If you were eagerly awaiting the latest Spring update from OpenAI for ChatGPT and hoping that the company would release GPT-5, you would be disappointed in that respect. But what OpenAI has released instead would more than make up for it.

The company recently unveiled its newest flagship model – GPT-4o – and it's a masterpiece of human innovation. The 'o' in GPT-4o stands for "omni" and it's an apt nod to ChatGPT's newest omnipresent capabilities. While there is not much improvement in the intelligence and reasoning part over the GPT-4 model, the new model features drastic improvements in speed and multimodality.

What does it mean? GPT-4o has improved capabilities across text, voice, and vision. It can understand and discuss images better. But the most exciting part about the update is its capability to converse with you in real-time over audio and video, ushering us into the future of human-machine interaction. Most of us only imagined this sci-fi-esque interaction with an AI way down the lane. But it's here, and it's thrilling.

Mira Murati, CTO of OpenAI, along with two research leads, showcased the new capabilities of GPT-40.
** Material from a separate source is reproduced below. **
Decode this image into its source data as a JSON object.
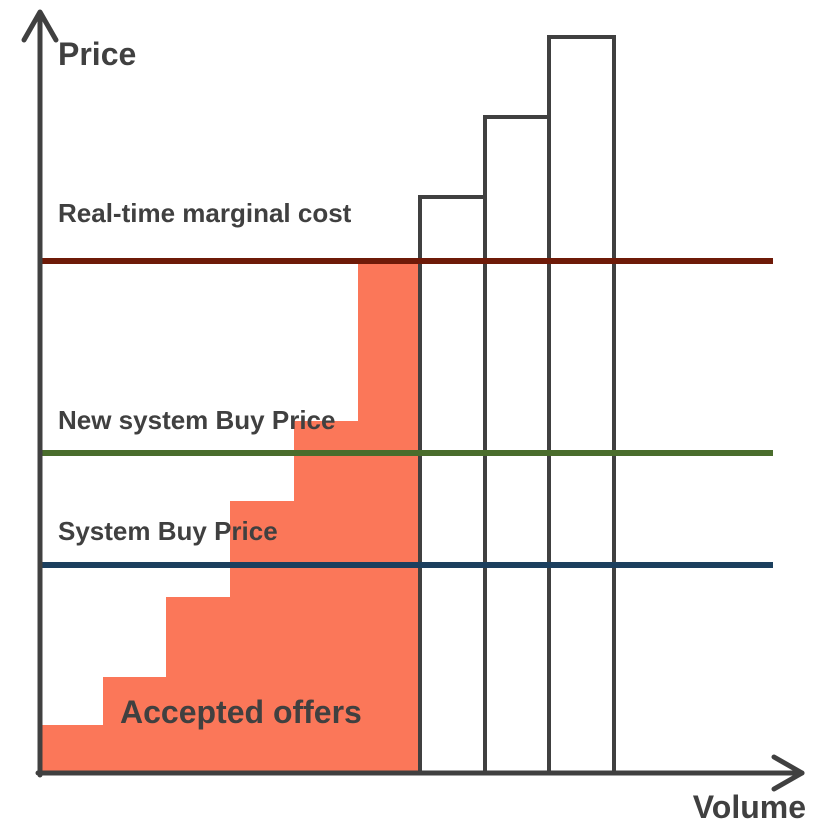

The voice model has incredible personality and tonality, capable of making you forget (for a while) that you are interacting with an AI. It's scarily exciting. The responses are much more natural and it even laughs and pretends to blush like a human.

The demo also highlighted the range of emotions ChatGPT can display when explicitly asked: While narrating a story, ChatGPT imbibed its voice with more emotions and drama, switched to a robotic sound, and even sang like it was in a musical, and it did it all seamlessly.

Many users say the voice reminds them of Scarlett Johansson's AI from the movie "Her", but notably, it's the same voice ChatGPT's had in the past. All the difference comes from the changes in tonality and some well-placed laughs.

When you pair it with its abilities to see and respond to the content on the screen, it's downright mindblowing. With its new seeing capabilities, ChatGPT could not only comprehend stuff like linear equations, but it did a pretty bang-on job of interpreting the surroundings as well as the emotions on a person's face shown to it using the camera. You can now even play rock-paper-scissors and ask ChatGPT to be the referee or take the interview prep with ChatGPT one step further by asking it to critique your outfit, and it won't gloss over any bad choices you make.

Overall, the effect is remarkable and almost makes you believe you're interacting with a real person over a video call (if the other person kept their camera off at all times, that is).

The Voice Model is also better overall than the one currently available. The dialogue flows more like a natural conversation, where you can interrupt it in the middle, it can understand and differentiate multiple voices and background noises, and the tone of the voice.

On a technical level, it's because GPT-4o can do everything natively that up until now required three different models: Transcription, Intelligence, and Text-to-Speech. These improvements bring a more immersive, collaborative experience to the user instead of the latencies of the previous models.

While access to GPT-4o is already starting to roll out to free as well as Plus users in the web app, the new Voice Mode with GPT-4o will be launched in alpha only to ChatGPT Plus users in the coming weeks. A new macOS ChatGPT app is also being released, with access rolling out iteratively, starting from ChatGPT Plus users.

While the demo was quite impressive, we'll have to wait to see if the real-world application will be as smooth when the model is finally released.